If you’ve ever changed grade levels, you may have found yourself wondering something along these lines… “This school has been open for ten years.  How is there not a single notebook, binder, file cabinet, etc with a collection of tests, resources, and activities that students have done in this grade over the past 10 years??? The problem is that when teachers change grade levels, they take their hard work with them, only to forget about it in an old computer file. It’s time to start leaving a digital footprint and stop reinventing the wheel every time there’s an upheaval in teaching assignments.

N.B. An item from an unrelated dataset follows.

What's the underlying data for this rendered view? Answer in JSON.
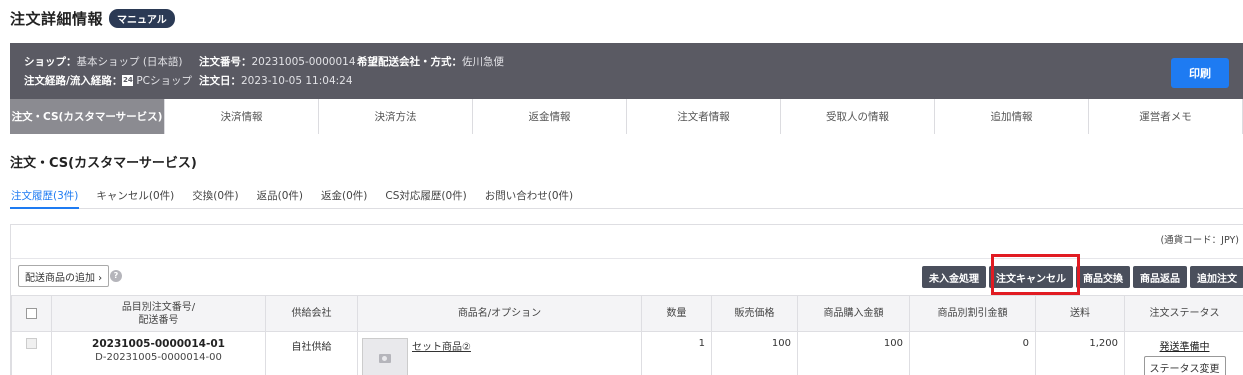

Set up a “cloud” for your team with folders that match content areas, and subfolders that match standards.  Then, have your team members upload content that can be used in all classrooms.  On my team, we upload common assessments, workshop task cards, video clips, pictures of anchor charts, and any worthwhile PDF that matches our standards.  Our main rule is that content that is uploaded needs to be premium content that is innovative, purposeful, and not a traditional worksheet. We also keep a copy of the instructional calendars on the cloud drive.   Sharing our digital content enables us to make sure that all team members have access to materials, reduces clogs in our email, and leaves a digital footprint for future teams.


The two clouds I would recommend are Amazon Cloud Drive and Dropbox.  Both are free, but limit the amount of content that can be held.  I have used Amazon Cloud Drive for several years because it’s easy to navigate and allows a large amount of content on the cloud before meeting a size limit.  DropBox has a smaller content limit, but downloading files to your computer is an easier process. I'm leaning towards switching to Dropbox this year because I'd like to reach out to other 3rd grade teams outside of my schools to collaborate, and Dropbox seems to be the more widely used cloud.